Earlier this week, Ryan appeared on conservative talk show host William Bennett’s radio program to discuss his efforts to eradicate poverty in America. In the course of his remarks the Chairman of the House Budget Committee blamed: “[A] tailspin of culture, in our inner cities in particular, of men not working and just generations of men not even thinking about working or learning to value the culture of work.”

Shortly thereafter, Representative Barbara Lee (D-CA) accused Ryan of “offensive and racially charged language.” She further asserted “Let’s be clear, when Mr. Ryan says ‘inner city, when he says, ‘culture,’ these are simply code words for what he really means: ‘black.’ Does Ms. Lee know Mr. Ryan personally? Has she spent time with him discussing ways to alleviate poverty in our rural and urban communities? I do and I have.

Late last year I wrote a piece on these pages describing how Ryan could be the Jack Kemp of 2016 for the Republican Party. He is a protégé of the late Congressman and Secretary of Housing and Urban Development under President Reagan. Thoughtful, intellectual, deliberative. Knowing both men I can tell you that neither viewed people based on the color of their skin but as individuals. This is where Rep. Lee’s attack against her Republican colleague is so troubling.

A few weeks ago Mr. Ryan released a report discussing our 50-year battle to fight poverty, an effort which has sadly failed those Americans it was designed to save.

In 1965 the American poverty rate stood at 17.3%. After trillions of dollars of federal spending, the figure remained largely unchanged at 15% in 2012. In his report, Ryan identifies 92 federal programs that are designed to help lower income Americans. In fiscal year 2012 alone, $799 billion was spent on low-income assistance programs. Clearly money isn’t the problem. Perhaps culture is a factor to poverty in America.

According to data that Ryan’s report cites from the Census Bureau, single parenthood is directly correlated to poverty in our country today. While single women constitute less than 20% of all households, they head 34% of all poor households. According to the National Vital Statistics Reports issued by the Department of Health and Human Services last year, the black out of wedlock birthrate for 2012 stood at a staggering 72.3%.

I wish this sobering statistic was something new, but it isn’t. Back in 1965, Daniel Patrick Moynihan wrote a seminal piece entitled “The Negro Family: The Case for National Action. The future New York Senator’s prescient advice nearly 50 years ago remains true today: “In a word, a national effort towards the problems of Negro Americans must be directed towards the question of family structure. The object should be to strengthen the Negro family so as to enable it to raise and support its members as do other families. After that, how this group of Americans chooses to run its affairs, take advantage of its opportunities, or fail to do so, is none of the nation’s business.”

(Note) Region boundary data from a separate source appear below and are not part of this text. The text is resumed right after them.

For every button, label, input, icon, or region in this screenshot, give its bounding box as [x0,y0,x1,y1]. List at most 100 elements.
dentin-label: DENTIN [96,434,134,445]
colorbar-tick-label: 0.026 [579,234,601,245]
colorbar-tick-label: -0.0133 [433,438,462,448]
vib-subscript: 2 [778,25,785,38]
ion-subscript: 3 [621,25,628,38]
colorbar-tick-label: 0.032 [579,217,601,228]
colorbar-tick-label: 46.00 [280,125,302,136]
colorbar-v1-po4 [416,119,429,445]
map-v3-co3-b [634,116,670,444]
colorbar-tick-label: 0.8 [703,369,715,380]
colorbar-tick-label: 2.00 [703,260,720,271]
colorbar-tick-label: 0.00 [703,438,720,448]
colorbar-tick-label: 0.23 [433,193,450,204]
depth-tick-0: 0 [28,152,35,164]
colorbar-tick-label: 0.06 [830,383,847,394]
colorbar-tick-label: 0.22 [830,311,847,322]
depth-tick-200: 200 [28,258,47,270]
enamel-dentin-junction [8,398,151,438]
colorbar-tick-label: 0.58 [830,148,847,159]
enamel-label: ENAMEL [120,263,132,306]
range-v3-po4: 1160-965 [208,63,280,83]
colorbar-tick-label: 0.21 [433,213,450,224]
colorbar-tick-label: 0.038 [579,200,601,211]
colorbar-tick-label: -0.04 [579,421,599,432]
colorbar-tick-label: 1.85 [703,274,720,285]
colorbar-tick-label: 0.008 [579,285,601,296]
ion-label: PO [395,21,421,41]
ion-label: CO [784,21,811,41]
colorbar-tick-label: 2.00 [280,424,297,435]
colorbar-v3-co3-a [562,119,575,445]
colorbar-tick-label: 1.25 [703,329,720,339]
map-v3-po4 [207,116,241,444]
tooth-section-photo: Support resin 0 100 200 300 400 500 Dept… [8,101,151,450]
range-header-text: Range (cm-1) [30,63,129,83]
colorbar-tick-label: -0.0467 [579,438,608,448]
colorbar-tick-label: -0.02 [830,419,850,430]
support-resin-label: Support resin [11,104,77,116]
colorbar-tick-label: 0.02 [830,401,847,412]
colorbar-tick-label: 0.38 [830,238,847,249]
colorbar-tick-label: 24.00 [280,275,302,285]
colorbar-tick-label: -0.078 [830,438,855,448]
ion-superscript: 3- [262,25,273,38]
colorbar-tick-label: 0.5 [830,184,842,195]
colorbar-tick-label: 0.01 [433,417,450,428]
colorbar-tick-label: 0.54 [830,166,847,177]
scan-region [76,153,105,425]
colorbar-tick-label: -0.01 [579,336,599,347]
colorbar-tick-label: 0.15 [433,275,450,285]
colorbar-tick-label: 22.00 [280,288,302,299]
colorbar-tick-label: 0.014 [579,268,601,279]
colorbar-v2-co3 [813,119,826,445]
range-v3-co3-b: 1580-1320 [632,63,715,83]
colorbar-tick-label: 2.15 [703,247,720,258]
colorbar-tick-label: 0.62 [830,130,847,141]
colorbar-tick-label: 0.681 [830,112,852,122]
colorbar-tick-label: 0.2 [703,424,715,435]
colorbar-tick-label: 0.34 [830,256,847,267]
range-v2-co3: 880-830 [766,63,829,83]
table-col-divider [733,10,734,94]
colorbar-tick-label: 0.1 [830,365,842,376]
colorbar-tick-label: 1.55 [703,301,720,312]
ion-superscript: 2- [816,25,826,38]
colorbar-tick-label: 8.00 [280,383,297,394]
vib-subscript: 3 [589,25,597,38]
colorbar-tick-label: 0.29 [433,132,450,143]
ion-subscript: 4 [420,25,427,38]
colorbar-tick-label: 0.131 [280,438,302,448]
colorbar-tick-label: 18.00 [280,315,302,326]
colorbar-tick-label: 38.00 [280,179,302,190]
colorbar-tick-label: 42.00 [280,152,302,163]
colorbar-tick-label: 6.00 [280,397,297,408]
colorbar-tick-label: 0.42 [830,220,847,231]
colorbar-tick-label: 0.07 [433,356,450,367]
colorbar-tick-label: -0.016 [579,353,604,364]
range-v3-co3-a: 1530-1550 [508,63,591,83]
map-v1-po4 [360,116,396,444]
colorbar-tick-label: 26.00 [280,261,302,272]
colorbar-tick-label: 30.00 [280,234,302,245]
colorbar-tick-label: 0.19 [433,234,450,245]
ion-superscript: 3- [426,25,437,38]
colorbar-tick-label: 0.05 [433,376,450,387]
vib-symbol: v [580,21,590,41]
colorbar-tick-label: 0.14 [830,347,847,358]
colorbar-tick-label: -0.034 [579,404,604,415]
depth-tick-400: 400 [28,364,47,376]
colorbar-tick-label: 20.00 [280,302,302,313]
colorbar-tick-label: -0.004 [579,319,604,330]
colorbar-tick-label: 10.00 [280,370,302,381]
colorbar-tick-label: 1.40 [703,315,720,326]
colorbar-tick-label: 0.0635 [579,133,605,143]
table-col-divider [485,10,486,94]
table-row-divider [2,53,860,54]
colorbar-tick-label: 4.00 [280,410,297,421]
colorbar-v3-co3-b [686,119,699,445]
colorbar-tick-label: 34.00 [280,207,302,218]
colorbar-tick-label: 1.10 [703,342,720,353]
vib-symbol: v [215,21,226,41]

So yes, Congresswoman Lee, I believe there has been a “tailspin of culture” in which nearly three quarters of blacks born in America today are not blessed to have a mother and a father living under one roof. Rather than accuse Rep. Ryan of being racist, why don’t you call out the young black men who impregnate young black women before moving on to be a “baby daddy” to yet another young black woman whose chances of graduating from high school or college become daunting.

Were Ryan’s words a bit clumsy? Yes. In a report published earlier today in the New York Daily News Ryan offered: “It is clear that I was inarticulate about the point I was trying to make. I was not implicating the culture of one community—but of society as a whole.”

There is something wrong with our society today that finds nothing wrong with over 40 per cent of our children born into a single parent household. If there isn’t a “tailspin of culture” that ignores the significant black out of wedlock birthrate in the United States today, our society is in trouble.

Rather than criticizing Rep. Paul Ryan for issuing a clarion call for factors that have led to endemic poverty in the United States 50 years after President Lyndon Johnson sought to stem the tide of impoverished Americans, we should applaud him for speaking truth to power that Representative Barbara Lee and other Members of the Congressional Black Caucus—the “Conscience of the Congress” as they call themselves—have largely sought to ignore.